Geçmişte karşılarına geçip , 'PKK'de, Kürtler de biraz haklı galiba, bunu artık
anlayın' diyemeyeceğiniz adamlar ve kadınlar, PKK'yi günahı kadar sevmeyenler,
şimdi PKK'ye dönüp 'savaşmaktan başka çaren kalmadı, savaşmazsan bu iş bitiyor',
diyen yazılar yazıyorlar.
İçlerindeki AK Parti nefreti onlara, bu hükümetin gitmesi için, Kürt savaşının
devamından başka çare kalmadığını söylüyor çünkü. Buram buram ölüm kokan siyasi
sürecin bitmesini hiç istemiyorlar. Bütün hesapları, AK Parti gidinceye kadar
Kürtleri dağda ve savaşın içinde tutmak. Bunun için şiddete karşı söylenebilecek
her sözü hükümsüz kılmaya çalışıyor, ellerinden geleni yapıyorlar. AK Partinin
politikaları değirmenlerine su taşıyor. Hükümet, kurulan tuzağın farkında bile
değil.
Ya da, bu tuzaklardan kurtulmak için halka değil, dış müttefiklerine güvenmeyi
tercih ediyor.
Amerikalıların biri geliyor, biri gidiyor. Yakında Barzaniler de gelip giderse
hiç şaşmam.
Oysa Türkiye'nin Kürt sorunu ne AB'nin ne ABD'nin ve ne de Güney Kürdistan'ın
gündeminde değil. Umurlarında da değil. Her üç kesim de bekle-gör politikası
izliyorlar.
Beklerken, PKK liderlerinin, olmayan mal varlıklarını Amerika'da dondurup,
ertesi gün 3,5 milyar dolarlık Skorsky ihaleleri almayı da ihmal etmiyorlar.

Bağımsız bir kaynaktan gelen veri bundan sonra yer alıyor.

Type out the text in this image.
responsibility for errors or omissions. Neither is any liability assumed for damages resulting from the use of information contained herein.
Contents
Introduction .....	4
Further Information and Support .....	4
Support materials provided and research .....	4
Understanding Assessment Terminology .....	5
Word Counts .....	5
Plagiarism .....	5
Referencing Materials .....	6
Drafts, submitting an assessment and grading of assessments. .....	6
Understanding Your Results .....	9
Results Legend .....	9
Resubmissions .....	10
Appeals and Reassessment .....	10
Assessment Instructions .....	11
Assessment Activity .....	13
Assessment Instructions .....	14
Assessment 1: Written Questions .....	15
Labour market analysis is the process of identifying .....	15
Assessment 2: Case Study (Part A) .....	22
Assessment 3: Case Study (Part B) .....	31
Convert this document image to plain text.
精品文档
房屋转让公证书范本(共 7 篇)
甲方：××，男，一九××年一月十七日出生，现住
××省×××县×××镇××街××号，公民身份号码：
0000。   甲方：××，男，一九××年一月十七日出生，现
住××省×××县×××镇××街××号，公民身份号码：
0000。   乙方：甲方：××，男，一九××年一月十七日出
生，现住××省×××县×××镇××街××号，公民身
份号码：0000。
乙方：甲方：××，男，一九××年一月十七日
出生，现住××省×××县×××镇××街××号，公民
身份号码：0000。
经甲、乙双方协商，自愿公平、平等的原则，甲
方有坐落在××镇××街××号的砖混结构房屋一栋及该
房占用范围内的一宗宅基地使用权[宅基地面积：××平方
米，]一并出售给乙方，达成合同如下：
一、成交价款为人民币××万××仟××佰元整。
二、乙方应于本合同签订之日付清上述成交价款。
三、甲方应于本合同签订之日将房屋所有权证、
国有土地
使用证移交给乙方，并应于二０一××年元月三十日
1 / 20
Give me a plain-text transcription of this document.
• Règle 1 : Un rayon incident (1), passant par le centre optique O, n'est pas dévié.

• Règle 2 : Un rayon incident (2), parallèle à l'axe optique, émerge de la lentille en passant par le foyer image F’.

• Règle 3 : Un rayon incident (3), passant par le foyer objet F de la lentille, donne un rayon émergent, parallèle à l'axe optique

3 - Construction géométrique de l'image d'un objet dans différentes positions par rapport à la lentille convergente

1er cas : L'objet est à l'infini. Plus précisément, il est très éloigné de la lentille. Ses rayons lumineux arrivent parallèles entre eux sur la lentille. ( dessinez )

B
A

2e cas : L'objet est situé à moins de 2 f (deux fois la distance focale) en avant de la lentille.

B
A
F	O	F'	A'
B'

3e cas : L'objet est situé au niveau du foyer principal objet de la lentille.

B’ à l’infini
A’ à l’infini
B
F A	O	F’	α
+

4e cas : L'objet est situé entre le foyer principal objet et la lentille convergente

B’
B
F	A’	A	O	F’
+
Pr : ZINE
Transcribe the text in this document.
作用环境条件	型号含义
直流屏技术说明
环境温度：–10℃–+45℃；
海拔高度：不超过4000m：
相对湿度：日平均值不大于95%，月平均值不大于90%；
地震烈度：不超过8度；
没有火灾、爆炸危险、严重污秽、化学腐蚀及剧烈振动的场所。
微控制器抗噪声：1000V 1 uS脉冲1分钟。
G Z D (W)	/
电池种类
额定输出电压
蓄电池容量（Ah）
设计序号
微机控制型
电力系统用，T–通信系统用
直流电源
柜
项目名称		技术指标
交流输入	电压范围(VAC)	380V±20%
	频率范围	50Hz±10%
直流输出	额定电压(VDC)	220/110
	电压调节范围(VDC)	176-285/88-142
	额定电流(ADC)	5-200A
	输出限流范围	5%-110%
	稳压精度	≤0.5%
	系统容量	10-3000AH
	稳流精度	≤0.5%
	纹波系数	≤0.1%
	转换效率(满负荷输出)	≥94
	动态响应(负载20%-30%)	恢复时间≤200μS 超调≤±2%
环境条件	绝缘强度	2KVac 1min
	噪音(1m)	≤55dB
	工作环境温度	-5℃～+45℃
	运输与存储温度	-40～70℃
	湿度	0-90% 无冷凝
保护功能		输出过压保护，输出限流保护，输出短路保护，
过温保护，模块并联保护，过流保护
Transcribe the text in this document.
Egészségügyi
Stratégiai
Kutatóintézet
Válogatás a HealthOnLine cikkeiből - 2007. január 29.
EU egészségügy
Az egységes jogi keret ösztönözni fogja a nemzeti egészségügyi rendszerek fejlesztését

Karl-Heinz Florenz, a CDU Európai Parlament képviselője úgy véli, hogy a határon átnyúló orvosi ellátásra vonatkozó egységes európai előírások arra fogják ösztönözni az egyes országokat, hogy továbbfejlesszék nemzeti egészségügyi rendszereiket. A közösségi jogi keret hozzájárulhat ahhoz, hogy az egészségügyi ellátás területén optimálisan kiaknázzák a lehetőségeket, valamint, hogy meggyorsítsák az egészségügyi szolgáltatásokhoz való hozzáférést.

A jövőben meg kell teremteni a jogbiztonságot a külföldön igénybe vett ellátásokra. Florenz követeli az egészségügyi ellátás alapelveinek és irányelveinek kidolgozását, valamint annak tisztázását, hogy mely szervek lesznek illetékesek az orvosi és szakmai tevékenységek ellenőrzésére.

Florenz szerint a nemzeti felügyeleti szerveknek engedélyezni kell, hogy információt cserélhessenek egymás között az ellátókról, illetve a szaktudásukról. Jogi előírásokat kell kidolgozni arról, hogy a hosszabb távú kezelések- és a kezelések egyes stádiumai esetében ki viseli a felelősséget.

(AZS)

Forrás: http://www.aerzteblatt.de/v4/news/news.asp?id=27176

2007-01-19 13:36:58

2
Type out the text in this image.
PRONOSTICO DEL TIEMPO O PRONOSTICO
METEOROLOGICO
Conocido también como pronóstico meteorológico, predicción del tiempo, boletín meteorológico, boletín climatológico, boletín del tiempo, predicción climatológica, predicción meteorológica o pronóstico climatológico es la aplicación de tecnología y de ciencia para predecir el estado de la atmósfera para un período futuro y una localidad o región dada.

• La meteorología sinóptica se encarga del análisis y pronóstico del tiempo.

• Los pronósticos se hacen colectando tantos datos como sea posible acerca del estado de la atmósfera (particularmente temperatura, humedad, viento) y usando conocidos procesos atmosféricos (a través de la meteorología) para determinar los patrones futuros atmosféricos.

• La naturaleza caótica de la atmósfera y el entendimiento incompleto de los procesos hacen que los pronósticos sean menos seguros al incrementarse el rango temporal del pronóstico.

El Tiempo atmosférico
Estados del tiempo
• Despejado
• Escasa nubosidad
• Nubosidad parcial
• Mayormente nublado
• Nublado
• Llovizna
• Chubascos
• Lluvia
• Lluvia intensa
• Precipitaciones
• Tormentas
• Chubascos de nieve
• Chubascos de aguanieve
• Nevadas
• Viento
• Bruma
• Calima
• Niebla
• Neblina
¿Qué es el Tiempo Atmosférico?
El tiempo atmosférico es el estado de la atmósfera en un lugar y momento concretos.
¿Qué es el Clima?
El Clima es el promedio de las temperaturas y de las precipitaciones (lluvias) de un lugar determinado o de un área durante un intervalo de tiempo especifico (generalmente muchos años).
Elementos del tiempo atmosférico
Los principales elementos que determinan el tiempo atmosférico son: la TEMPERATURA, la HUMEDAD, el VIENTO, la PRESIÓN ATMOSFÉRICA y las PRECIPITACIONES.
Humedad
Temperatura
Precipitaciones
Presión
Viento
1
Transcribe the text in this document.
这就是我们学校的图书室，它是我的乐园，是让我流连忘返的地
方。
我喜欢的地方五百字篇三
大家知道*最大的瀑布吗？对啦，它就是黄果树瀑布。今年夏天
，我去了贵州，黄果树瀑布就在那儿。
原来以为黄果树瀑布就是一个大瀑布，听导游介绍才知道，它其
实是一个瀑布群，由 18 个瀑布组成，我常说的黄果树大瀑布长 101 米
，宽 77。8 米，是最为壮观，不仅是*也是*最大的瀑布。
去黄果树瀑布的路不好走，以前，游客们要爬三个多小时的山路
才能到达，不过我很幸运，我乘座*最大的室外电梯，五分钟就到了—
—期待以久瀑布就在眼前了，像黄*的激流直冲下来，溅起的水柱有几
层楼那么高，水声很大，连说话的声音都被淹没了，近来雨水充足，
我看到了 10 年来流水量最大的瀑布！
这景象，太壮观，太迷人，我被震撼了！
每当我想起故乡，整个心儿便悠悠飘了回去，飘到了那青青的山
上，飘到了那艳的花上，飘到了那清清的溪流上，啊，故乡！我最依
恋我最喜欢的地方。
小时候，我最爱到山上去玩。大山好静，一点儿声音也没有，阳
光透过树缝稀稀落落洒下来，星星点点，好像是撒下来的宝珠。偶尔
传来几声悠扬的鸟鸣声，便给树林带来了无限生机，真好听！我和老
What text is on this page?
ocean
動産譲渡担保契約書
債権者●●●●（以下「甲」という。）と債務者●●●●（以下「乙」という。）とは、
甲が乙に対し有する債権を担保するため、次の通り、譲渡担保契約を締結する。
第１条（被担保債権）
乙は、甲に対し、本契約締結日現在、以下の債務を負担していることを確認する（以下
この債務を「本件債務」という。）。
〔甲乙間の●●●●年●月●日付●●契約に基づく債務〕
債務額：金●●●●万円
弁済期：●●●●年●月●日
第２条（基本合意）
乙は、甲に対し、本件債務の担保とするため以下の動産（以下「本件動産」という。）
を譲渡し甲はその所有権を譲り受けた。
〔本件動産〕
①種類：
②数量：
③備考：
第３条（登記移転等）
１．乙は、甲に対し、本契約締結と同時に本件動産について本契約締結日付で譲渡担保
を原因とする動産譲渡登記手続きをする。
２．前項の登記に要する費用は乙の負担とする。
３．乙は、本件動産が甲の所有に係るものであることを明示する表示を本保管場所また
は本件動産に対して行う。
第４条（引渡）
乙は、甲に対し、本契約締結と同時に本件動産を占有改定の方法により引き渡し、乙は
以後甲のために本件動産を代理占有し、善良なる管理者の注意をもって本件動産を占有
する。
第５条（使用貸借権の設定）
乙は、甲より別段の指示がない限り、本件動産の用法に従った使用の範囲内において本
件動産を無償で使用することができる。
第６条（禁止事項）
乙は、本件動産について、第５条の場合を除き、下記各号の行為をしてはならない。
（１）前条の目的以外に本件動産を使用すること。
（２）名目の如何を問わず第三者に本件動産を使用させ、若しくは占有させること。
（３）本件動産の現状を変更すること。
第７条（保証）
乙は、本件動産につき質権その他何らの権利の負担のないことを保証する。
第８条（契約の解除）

Kürtlerin payına da sınır ötesinde, Türk gençlerinin katlettiği ölülerini
toplamak düşüyor.
Evlenip balayına çıkmayı bekleyen Türk kızlarına ise, bilmedikleri, belki de
hayatlarında hiç görmedikleri topraklarda 'şehit' düşen sevgililerinin bayrağa
sarılı tabutu geliyor..
Yurttaşlarının sınır ötesini geçip dağlarda evlatlarının ölü bedenlerini aradığı
bir ülkede ve nişanlısını beklerken, ölüsünü karşılayan genç kızların yaşadığı
bir memlekette, hükümetler, eli kolu bağlı, olup bitenlere seyirci kalmaz,
kalamaz...
Bir ülkenin yurttaşları, ölülerini sınırı geçip arıyorlarsa, sözün bittiği
yerdeyiz demektir.
Genel Kurmay'a dönüp bu ne iş demeye hakkımız yok bence.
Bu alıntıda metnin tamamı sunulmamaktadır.